Inflation is the biggest economic issue dominating the midterm election campaign and making Democrats nervous, but the stock market’s performance isn’t too far behind.
The Dow Jones Industrial Average is, at this writing, below where it was when President Joe Biden took office. In September, the S&P 500 took its worst single-day loss in over two years after hitting a record high in January. The Dow fell 1,200 points as Biden and congressional Democrats celebrated the Inflation Reduction Act at the White House. (The markets were spooked by higher-than-expected inflation.)
Fluctuations in the stock market could be another negative on the ledger for the Democrats as they seek to defend their slim congressional majorities. Biden’s low job approval ratings, and even lower ratings on his handling of the economy, endanger the Democrats’ control of Congress. Republicans only need a net gain of five seats to take the House and one seat to recapture the Senate.
Unlike former President Donald Trump, Biden and the White House team did not concentrate on the stock market when it was doing well. This may, to some extent, help them as they downplay the markets performing badly or more erratically.
“The stock market doesn’t necessarily reflect the state of the economy, as you well know,” Biden told reporters last month. “And the economy is still strong. Unemployment is low. Jobs are up. Manufacturing is good.”

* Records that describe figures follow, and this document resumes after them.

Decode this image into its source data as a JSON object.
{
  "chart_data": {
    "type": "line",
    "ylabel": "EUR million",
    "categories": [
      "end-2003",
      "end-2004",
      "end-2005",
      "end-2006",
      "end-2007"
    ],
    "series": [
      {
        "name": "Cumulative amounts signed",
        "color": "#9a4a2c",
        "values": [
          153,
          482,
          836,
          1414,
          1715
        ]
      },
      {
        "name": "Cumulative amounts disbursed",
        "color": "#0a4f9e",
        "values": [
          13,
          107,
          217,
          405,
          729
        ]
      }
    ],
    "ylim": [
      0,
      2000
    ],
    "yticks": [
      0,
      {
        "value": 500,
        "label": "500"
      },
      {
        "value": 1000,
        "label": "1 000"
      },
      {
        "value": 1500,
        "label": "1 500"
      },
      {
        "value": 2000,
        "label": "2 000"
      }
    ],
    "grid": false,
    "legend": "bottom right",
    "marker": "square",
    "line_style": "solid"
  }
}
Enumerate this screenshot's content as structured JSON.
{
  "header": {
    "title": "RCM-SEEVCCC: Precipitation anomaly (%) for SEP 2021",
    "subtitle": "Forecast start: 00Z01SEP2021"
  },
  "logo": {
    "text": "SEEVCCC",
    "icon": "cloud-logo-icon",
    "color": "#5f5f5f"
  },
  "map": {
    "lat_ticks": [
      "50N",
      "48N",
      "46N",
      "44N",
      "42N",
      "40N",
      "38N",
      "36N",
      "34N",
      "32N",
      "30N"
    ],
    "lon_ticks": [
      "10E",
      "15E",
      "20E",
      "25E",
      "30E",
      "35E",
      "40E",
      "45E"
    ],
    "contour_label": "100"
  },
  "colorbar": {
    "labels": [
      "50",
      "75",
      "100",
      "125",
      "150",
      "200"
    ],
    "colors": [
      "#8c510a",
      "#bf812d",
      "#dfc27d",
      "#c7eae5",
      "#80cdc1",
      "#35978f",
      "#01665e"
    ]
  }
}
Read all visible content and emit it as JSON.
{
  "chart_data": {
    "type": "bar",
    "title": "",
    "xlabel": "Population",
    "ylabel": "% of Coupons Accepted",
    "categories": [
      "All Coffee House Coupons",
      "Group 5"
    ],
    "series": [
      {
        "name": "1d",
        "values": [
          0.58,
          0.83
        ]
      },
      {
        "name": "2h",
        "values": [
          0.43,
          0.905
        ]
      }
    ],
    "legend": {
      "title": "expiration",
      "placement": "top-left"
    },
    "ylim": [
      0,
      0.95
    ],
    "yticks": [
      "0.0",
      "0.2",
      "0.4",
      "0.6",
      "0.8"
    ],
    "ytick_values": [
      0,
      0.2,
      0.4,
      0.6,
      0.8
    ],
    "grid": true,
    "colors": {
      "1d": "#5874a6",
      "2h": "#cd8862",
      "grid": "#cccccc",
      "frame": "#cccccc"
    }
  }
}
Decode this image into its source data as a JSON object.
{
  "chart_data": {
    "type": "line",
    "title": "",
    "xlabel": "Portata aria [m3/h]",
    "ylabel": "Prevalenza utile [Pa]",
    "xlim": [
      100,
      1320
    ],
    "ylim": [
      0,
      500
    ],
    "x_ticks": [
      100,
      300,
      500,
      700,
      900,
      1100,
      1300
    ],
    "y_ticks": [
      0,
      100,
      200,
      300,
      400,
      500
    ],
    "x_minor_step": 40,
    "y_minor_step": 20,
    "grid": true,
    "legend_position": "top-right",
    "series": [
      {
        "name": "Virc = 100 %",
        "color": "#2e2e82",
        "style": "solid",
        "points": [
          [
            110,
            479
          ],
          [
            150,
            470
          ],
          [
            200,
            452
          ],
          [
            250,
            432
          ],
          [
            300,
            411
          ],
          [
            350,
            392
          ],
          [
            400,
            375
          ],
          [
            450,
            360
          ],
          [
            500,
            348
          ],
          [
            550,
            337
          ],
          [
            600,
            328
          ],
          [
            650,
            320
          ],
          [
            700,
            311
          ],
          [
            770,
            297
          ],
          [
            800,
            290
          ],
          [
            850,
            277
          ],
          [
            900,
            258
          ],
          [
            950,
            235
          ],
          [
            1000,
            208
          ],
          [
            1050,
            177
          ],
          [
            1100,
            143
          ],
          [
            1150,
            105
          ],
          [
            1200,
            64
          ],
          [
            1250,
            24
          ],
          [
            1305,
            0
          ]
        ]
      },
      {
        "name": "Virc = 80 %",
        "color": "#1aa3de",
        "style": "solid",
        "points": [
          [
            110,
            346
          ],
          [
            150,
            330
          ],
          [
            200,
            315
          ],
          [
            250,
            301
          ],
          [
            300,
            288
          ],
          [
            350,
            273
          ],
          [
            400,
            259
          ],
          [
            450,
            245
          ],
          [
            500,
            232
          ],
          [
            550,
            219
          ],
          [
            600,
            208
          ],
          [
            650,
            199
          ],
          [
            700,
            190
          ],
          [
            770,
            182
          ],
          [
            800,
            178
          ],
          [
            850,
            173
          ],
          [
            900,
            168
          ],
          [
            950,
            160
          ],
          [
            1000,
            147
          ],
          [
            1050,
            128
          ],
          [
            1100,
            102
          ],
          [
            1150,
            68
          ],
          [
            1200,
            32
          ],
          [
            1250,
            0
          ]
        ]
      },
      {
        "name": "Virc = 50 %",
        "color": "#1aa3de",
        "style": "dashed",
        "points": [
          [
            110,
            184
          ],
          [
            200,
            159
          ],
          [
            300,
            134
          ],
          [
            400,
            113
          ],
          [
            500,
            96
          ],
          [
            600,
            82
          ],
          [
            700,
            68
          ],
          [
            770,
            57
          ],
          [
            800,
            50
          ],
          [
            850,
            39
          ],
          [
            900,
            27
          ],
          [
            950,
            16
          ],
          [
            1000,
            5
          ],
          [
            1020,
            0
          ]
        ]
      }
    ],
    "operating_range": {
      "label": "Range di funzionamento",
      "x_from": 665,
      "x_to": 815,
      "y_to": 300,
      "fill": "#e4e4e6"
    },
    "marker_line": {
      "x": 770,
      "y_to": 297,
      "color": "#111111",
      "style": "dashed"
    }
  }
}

“Unlike his predecessor, the president does not look at the stock market as a means by which to judge the economy,” former White House press secretary Jen Psaki told reporters when she was Biden’s top spokeswoman. “Our measure of success is really how real working families are doing.”
But that might reflect outdated thinking about the stock market. Nearly 60% report to pollsters that they own stock, even if ownership is distributed unequally. Many ordinary people have retirement accounts invested in stocks. About a third of those who are of working age have 401(k)s, and nearly a fifth have IRAs.
According to a June estimate by Alicia Munnell, the director of the Center for Retirement Research at Boston College, the stock market selloff cost nearly $3 trillion in retirement funds. The Washington Post estimated in May that 1.5 million retirees had reentered the workforce by that point in the year.
Public pension funds have also lost tens of billions of dollars because of the state of the stock market. These benefit public sector workers, typically a Democratic constituency.
Republicans are making it a major part of their midterm election messaging against Biden and the Democrats. “Americans’ life savings are being wiped out because Democrats spent recklessly and destroyed the economy. Americans work and save their whole lives, and now have less money today than the day Joe Biden and the Democrats took control of Washington,” Calvin Moore, the communications director for the Congressional Leadership Fund, said in a statement.
“Biden robbed grandma and grandpa to pay for his reckless spending,” Republican National Committee Rapid Response Director Tommy Pigott said in July. “An empty speech in Ohio won’t change just how much Biden has hurt retirees.”
Senate Minority Leader Mitch McConnell (R-KY), who would like to retake the majority leader title next year, has also accused Democrats of “cutting the value of America’s retirement savings just as the cost of living has soared.”
This line of attack has the potential to offset the gains among senior citizens Biden and Democrats hoped to reach with provisions in the Inflation Reduction Act that are designed to lower prescription drug costs.
There is precedent for stock market woes hurting the incumbent party in the midterm elections during a period of inflation, going back 40 years. As the Federal Reserve tried to get double-digit inflation under control, the markets began a perilous drop. Financial writer David John Marotta called it “Volcker’s bear market,” after Paul Volcker, the Fed chairman at the time. By early 1982, the market had been declining for more than 450 days.
By November, the stock market had recovered. But it was not enough to reverse the electorate’s confidence in the economy as voters headed to the polls. President Ronald Reagan and congressional Republicans experienced significant setbacks.
Democrats gained more than two dozen House seats, effectively wiping out the bipartisan conservative majority that had passed much of Reagan’s economic program in 1981-82, including the historic tax cuts that became the model for GOP fiscal policy for a generation. They also added a seat in the Senate, though Republicans remained in control of the chamber for the first time since the 1950s.
Those are not unrealistic numbers for the election this year as Biden battles inflation, interest rate hikes, and a lot of volatility in the stock market, whether the White House thinks that’s the most important economic metric or not.